Commentaire : Cela signifie que celui qui dit ces expressions devient mécréant s’il les dit pour rabaisser l’ordre de Allah qu’Il ordonne à Ses esclaves d’accomplir, pour rabaisser la qiblah, pour rabaisser le paradis ou s’il le dit par entêtement. 


   * ou encore dire : "Si Allah me punit parce que je ne prie plus avec la maladie que j'ai, Il sera injuste envers moi". 

Commentaire : Cela signifie que si un malade a perdu patience à cause de sa maladie et que quelqu’un lui dit : « Fais la prière ! N’abandonne pas la prière, il t’est un devoir de l’accomplir ! », s’il répond : ( Si Allah me punit parce que je ne prie plus à cause de cet état, alors Il sera injuste) il aura commis de la mécréance, car il y a en cela un rabaissement de Allah ta"ala. 
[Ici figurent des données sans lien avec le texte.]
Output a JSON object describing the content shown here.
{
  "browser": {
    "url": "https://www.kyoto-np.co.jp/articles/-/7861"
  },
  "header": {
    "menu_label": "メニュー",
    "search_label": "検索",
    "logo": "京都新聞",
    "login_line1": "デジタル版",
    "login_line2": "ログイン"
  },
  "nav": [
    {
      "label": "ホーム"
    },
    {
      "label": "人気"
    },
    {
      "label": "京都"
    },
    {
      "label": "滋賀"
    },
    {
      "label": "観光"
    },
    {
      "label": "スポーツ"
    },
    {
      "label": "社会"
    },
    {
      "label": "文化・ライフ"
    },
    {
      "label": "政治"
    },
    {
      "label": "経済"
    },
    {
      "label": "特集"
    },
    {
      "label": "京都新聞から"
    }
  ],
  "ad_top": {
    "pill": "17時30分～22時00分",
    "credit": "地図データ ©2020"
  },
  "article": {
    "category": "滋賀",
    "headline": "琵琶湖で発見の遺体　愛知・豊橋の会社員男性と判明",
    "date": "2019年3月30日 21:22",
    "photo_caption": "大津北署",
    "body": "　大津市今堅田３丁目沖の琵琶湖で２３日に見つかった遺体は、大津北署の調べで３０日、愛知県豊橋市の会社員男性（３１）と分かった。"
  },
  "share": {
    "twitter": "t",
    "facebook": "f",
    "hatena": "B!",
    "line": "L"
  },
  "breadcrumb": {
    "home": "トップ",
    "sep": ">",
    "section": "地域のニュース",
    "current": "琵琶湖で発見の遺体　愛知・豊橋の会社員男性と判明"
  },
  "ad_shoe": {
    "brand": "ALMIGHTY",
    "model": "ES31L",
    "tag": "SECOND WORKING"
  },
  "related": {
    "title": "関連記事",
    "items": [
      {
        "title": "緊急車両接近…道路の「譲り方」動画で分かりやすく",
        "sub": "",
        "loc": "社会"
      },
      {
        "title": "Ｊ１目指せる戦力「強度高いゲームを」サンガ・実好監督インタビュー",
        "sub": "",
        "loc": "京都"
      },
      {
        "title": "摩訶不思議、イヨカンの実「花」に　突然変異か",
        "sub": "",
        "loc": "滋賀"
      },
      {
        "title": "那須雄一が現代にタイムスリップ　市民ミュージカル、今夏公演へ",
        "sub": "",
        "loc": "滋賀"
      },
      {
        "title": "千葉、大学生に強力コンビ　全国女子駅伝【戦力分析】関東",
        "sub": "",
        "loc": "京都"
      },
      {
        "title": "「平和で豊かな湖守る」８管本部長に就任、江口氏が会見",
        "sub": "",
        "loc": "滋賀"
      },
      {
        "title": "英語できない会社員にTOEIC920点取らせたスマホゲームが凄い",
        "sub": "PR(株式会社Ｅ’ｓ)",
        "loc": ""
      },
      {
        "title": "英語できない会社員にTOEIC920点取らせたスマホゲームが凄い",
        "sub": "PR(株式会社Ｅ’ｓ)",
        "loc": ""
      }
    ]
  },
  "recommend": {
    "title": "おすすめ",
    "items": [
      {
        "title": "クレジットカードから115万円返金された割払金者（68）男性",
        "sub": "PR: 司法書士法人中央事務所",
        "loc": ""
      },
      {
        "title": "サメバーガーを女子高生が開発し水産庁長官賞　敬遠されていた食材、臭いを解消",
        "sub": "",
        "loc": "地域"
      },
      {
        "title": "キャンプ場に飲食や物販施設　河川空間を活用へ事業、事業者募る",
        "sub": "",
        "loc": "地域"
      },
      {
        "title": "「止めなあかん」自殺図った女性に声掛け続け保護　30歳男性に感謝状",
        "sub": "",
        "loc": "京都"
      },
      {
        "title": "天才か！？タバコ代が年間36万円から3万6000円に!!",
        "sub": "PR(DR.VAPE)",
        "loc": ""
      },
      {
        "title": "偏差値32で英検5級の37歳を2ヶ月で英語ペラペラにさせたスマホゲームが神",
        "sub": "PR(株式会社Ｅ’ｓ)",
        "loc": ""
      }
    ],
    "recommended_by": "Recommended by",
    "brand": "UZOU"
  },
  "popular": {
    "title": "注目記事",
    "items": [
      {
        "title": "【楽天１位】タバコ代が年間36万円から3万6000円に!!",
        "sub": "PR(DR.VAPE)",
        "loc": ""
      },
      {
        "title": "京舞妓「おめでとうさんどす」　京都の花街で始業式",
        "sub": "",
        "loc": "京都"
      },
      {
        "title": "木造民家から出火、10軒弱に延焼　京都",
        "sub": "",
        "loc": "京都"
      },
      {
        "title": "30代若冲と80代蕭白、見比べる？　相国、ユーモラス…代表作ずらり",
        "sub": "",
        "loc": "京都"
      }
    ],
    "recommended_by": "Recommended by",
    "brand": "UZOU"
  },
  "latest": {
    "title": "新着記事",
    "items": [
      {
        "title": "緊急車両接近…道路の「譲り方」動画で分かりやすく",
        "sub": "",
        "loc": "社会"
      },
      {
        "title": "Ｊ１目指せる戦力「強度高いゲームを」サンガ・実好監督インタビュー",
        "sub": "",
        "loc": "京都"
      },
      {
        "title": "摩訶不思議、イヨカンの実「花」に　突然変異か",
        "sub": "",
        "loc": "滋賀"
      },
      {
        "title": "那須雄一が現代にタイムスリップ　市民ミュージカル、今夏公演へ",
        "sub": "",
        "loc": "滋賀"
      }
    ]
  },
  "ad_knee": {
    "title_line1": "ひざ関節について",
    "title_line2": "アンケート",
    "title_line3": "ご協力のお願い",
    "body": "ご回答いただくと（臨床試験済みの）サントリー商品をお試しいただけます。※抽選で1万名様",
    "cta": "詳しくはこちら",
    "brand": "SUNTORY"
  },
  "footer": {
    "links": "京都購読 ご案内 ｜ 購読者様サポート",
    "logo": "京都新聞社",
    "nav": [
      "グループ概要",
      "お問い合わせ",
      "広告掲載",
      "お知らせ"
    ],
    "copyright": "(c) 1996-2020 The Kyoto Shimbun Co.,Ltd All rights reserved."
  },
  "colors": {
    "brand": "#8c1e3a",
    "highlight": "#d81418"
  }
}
    * ou dire au sujet d'un acte : "c'est arrivé sans que Allah l'ait prédestiné" ; 

   * ou dire : "Si tous les prophètes", ou "tous les anges", ou "tous les musulmans témoignaient devant moi de telle chose, je ne l'accepterais pas d'eux" ; 

   * ou dire : "Je ne ferai pas ceci, même si c'est recommandé " dans l'intention de se moquer ; ou dire : "Si Untel était prophète, je ne croirais pas en lui "
 

Commentaire : Cela signifie que si l’on dit à quelqu’un : « Ceci est arrivé par la prédestination de Allah, toute chose est par la prédestination de Allah », et qu’il répond : (Cet acte est arrivé sans la prédestination de Allah, c’est moi qui l’ai fait et Allah ne l’a pas prédestiné), il aura commis de la mécréance. Cela vaut aussi bien pour les bons actes que pour les mauvais, car tout ce que fait l’esclave est prédestiné par Allah. En revanche, la prédestination de Allah pour cela n’est pas mauvaise. Ce qui est mauvais, c’est l’acte que l’esclave fait alors que Allah le lui a interdit. Ainsi, l’esclave est blâmé, mais pas Allah. On ne s’oppose pas à Lui concernant Sa prédestination de cet acte. 

De même, celui qui dit : (Si les prophètes, les anges ou l’ensemble des musulmans témoignaient devant moi de telle chose je ne l’accepterais pas d’eux), c’est un mécréant apostat sans aucun détail. 

Cela est également le cas pour celui qui dit : « Je ne ferais pas cela même si c’est sounnah » en voulant se moquer de la sounnah du Messager de Allah. Quant à celui qui n’a pas voulu se moquer de la sounnah, mais qui a visé par là qu’il n’accomplirait pas la sounnah car c’est telle personne qui lui a dit de le faire, c’est-à-dire qu’il ne veut pas exécuter l’ordre de cette personne, dans ce cas-là il ne devient pas mécréant. De même si on dit à quelqu’un : « Pourquoi délaisses-tu les rawatib ? Pourquoi te limites-tu aux obligations ? » et qu’il répond : « Je ne les ferais pas même si elles sont sounnah », sans viser par-là une moquerie envers la sounnah, dans ce cas-là il ne commet pas de mécréance. 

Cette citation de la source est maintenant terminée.